The score-based search can recover a plausible graph in this friendly setting. But score-based search has its own caveats:

many DAGs can score similarly,
the best score depends on modeling assumptions,
the search space grows rapidly,
equivalent structures can be hard to distinguish,
omitted variables can make a well-scored graph causally wrong.

9. Functional Causal Models: Direction From Asymmetry

Some methods use stronger assumptions to orient edges that conditional independence cannot orient.

LiNGAM assumes a linear acyclic model with independent non-Gaussian errors and no unobserved confounding. Under those assumptions, the direction can be identifiable.

Here is a simple two-variable illustration. We simulate:

\[ X \rightarrow Y \]

with non-Gaussian \(X\) and independent noise:

\[ Y = 1.7X + \epsilon \]

If the model is correct, the residual from \(Y\) regressed on \(X\) should be independent of \(X\).
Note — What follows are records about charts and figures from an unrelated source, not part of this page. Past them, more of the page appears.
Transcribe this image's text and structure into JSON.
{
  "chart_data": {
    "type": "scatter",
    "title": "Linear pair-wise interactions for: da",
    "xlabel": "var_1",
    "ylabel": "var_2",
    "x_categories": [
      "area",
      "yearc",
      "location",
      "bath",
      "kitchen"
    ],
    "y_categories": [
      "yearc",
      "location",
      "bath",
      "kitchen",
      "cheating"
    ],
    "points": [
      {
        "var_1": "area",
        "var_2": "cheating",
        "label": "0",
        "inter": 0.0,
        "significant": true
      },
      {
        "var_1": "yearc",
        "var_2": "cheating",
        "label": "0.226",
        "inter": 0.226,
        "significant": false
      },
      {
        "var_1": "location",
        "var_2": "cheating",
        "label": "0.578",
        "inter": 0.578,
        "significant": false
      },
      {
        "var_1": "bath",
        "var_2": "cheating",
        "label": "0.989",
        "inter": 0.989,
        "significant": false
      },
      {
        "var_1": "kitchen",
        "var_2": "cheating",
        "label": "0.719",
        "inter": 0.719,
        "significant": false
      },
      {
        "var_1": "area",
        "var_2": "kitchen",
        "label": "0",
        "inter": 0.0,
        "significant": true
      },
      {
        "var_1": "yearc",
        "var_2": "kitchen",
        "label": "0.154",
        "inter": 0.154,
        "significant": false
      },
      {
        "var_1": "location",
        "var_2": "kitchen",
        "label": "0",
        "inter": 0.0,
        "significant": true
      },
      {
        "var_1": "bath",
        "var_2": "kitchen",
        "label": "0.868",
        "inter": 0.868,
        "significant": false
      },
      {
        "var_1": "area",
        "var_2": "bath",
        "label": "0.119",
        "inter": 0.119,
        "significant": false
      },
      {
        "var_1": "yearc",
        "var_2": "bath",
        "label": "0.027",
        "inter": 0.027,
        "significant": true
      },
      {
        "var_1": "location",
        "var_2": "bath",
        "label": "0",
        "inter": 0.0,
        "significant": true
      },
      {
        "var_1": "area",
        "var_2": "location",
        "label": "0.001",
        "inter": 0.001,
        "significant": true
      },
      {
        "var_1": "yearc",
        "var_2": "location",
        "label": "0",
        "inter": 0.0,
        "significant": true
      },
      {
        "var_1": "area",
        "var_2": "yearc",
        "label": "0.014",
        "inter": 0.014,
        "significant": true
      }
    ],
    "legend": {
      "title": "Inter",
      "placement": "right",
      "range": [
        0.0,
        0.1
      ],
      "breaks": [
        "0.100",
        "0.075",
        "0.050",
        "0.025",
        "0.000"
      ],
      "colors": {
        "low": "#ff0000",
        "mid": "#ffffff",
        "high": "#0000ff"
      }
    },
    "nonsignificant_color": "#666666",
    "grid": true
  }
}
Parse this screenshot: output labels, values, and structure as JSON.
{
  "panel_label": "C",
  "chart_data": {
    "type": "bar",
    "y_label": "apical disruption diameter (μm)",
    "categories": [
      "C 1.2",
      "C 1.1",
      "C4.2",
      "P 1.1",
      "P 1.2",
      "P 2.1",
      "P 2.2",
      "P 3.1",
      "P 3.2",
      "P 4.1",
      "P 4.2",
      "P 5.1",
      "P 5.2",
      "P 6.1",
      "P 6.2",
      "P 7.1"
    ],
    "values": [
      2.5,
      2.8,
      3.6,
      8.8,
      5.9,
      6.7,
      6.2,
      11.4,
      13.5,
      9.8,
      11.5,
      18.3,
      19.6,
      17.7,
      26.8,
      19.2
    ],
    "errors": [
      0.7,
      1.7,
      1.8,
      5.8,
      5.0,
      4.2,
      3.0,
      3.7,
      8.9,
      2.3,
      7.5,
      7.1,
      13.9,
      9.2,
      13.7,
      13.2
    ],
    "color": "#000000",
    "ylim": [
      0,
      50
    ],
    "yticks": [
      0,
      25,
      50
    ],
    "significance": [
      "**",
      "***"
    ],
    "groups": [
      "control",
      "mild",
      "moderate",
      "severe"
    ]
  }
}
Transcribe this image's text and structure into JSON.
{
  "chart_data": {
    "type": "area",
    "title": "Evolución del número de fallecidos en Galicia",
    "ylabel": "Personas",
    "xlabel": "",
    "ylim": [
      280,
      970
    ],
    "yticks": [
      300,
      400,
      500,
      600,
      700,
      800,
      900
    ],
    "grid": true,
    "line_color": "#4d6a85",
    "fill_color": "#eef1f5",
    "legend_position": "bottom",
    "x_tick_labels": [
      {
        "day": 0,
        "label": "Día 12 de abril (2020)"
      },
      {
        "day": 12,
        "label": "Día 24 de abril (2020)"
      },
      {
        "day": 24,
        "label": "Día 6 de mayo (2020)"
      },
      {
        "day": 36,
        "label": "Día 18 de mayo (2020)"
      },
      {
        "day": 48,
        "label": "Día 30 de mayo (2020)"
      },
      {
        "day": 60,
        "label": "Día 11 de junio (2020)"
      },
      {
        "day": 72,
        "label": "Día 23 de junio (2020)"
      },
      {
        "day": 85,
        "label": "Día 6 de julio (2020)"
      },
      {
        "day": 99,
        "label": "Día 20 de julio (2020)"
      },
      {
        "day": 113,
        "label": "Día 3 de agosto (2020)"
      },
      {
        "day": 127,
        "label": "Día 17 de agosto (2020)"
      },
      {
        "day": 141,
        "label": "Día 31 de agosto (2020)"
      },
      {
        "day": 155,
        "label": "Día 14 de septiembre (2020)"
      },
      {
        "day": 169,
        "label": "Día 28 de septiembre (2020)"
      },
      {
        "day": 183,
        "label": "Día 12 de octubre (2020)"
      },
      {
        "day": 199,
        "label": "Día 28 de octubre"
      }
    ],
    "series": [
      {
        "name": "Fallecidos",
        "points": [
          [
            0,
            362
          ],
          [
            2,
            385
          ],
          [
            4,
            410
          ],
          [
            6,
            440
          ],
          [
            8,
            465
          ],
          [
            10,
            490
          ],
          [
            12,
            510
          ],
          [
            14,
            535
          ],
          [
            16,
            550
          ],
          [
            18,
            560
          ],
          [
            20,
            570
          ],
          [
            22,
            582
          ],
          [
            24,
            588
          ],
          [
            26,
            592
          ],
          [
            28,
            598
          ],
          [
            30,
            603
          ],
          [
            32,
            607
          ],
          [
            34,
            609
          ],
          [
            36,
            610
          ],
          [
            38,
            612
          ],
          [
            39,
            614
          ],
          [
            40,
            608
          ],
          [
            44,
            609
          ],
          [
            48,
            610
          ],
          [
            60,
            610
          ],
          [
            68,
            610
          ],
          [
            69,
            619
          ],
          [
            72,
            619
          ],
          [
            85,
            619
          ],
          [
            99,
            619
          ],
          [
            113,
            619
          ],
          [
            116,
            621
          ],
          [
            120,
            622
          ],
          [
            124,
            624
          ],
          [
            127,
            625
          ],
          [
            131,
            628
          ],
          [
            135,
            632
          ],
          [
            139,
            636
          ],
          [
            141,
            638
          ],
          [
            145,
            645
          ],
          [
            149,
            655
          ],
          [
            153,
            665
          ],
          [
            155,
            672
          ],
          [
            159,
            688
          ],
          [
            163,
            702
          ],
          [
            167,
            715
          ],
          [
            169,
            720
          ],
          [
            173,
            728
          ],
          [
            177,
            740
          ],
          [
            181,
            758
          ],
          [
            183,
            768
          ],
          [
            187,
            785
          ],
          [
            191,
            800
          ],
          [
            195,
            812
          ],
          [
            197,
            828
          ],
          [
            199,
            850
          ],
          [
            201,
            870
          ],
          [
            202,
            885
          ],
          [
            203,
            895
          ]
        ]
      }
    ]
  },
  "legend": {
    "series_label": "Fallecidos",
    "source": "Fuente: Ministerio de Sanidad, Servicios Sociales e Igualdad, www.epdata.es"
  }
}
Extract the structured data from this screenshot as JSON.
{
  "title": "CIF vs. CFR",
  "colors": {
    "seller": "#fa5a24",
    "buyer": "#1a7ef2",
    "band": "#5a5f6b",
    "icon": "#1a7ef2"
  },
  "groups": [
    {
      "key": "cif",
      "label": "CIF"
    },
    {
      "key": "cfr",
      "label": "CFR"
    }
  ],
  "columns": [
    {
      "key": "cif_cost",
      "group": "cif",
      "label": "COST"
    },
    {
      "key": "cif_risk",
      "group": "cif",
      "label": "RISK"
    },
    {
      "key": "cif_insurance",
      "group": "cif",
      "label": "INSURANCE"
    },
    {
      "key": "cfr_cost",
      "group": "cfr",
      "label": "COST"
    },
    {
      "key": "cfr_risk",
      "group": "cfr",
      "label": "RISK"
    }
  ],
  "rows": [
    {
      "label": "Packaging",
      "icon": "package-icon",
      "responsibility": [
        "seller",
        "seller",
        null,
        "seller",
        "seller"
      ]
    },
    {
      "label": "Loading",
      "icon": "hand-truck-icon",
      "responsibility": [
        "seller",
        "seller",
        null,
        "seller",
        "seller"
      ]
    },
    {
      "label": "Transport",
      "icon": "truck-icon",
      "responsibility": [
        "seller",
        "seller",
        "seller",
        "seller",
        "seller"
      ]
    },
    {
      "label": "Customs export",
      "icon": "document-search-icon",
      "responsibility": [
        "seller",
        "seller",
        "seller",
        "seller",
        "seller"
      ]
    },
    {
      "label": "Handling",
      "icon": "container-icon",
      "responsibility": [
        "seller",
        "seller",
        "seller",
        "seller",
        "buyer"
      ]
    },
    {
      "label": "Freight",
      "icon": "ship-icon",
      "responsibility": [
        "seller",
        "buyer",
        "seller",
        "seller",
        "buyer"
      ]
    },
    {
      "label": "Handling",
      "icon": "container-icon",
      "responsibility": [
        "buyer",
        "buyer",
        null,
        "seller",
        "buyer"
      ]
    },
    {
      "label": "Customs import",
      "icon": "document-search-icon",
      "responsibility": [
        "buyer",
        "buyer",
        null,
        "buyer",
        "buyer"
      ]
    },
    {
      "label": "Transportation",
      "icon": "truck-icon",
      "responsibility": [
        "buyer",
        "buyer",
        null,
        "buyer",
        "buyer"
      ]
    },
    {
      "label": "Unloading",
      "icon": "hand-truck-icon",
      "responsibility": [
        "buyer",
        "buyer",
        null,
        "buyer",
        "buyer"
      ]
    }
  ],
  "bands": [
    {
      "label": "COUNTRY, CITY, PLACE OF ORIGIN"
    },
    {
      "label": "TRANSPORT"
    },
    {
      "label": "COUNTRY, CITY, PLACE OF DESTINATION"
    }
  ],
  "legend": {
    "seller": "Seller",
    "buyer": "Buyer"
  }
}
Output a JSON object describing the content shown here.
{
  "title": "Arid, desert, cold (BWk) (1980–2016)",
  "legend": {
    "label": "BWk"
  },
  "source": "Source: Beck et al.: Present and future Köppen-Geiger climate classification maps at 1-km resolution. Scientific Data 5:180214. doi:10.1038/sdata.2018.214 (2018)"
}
The reverse regression usually leaves a residual that still depends on \(Y\).

def distance_correlation(x, y):
    x = np.asarray(x, dtype=float).reshape(-1, 1)
    y = np.asarray(y, dtype=float).reshape(-1, 1)
    a = np.abs(x - x.T)
    b = np.abs(y - y.T)
    A = a - a.mean(axis=0, keepdims=True) - a.mean(axis=1, keepdims=True) + a.mean()
    B = b - b.mean(axis=0, keepdims=True) - b.mean(axis=1, keepdims=True) + b.mean()
    dcov2 = np.mean(A * B)
    dvarx = np.mean(A * A)
    dvary = np.mean(B * B)
    return np.sqrt(max(dcov2, 0) / np.sqrt(dvarx * dvary))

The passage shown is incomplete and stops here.